We are still going through the pilot study data and I would hope that following the hard launch of the service on Monday 4th February 2019 we will then absolutely see the impact of the service on the 2ww referral. I think we will probably have to give that a couple of months to bed in and then we will have to review around May and look back at 6 months of the service and see exactly what happened in terms of numbers of referrals and what the outcomes of those referrals were. Ideally, what we want to demonstrate, is that we are picking up more cancer diagnoses, or adenomatous polyps, and seeing fewer late-stage cancer referrals or emergency admissions. Identifying colorectal cancer at the earliest possible stage is the goal of this service.
Do you have any advice for Trusts and Laboratory teams that would like to introduce FIT testing?
The main advice from this project is definitely to have the right team for planning. Make sure that you have representation from every part of the patient pathway. I think that was the key to the success of our implementation of FIT. We met regularly, had email contact between meetings as well and we had enthusiastic and very positive people on that team who were really keen to see the service work and really keen to see better patient outcomes.

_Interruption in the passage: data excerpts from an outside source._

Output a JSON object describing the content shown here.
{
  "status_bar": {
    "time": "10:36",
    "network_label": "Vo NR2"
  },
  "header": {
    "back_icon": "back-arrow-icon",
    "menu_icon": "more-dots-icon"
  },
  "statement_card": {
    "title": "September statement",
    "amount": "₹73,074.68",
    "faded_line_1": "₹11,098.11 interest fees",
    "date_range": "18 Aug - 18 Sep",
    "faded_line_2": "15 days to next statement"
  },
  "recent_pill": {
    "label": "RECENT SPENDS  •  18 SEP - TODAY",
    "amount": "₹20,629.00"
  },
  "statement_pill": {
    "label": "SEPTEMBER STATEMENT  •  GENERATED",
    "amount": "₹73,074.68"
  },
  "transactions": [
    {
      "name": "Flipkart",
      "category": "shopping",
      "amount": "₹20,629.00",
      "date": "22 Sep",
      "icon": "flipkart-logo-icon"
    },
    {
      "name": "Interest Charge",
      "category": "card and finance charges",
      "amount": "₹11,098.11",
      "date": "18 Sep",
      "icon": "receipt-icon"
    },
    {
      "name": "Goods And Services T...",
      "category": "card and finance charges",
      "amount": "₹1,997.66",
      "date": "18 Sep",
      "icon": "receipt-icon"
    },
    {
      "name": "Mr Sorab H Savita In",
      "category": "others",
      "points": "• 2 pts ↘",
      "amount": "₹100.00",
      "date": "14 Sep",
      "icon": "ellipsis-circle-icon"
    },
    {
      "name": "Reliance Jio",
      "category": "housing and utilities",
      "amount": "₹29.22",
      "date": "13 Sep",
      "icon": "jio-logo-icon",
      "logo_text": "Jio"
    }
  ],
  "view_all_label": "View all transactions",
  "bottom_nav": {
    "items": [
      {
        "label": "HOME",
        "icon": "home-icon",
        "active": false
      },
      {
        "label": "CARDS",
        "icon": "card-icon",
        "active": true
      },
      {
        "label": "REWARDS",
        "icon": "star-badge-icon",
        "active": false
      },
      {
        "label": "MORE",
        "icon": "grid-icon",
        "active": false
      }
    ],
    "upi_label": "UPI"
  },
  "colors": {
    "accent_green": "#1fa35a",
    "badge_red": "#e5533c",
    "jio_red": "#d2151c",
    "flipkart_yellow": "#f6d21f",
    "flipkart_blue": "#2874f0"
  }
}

I think if you are looking to introduce a FIT service that is what you need, because then you’ve hopefully already identified any issues before they arise. Everyone is aware of what that impact might be and has raised their concerns at a very early stage. So we were able to look at our project plan, look at our proposed outcomes and revise them quite stringently, eliminating them or changing them on the basis of what realistically we could provide in terms of outcome data. Where there was an unrealistic goal we were able to change that and say that we were not going to be able to report back on that particular outcome measure, let’s make it something we can report back on. That was really helpful because all of these projects require so much buy in from the Trust, from the Primary Care clinicians, from the STP and the CCG leads. Everyone has to have the same goal and outcome measures become incredibly important when they have put a lot of funding into the provision of the service. Ensuring that outcome measures are right for the service you are going to provide is really important otherwise you are constantly being measured against something that you could never achieve, or something you can’t even quantitate.
So we found that by having the team together right from the beginning we had some lovely blue sky goals, which we then had to break down into quantifiable outcome measures. The main goal of the service is to identify colorectal cancer at an earlier stage, to improve the outcome for the patient. That won't be a measurable outcome for many departments for several years, due to the number of patients required for it to be statistically significant. What we have to do is have some goals that we can actually quantitate in the next year or two years, and having everyone involved from the start has made that possible. I think that has been the biggest success of this project - everyone involved has been really positive and enthusiastic.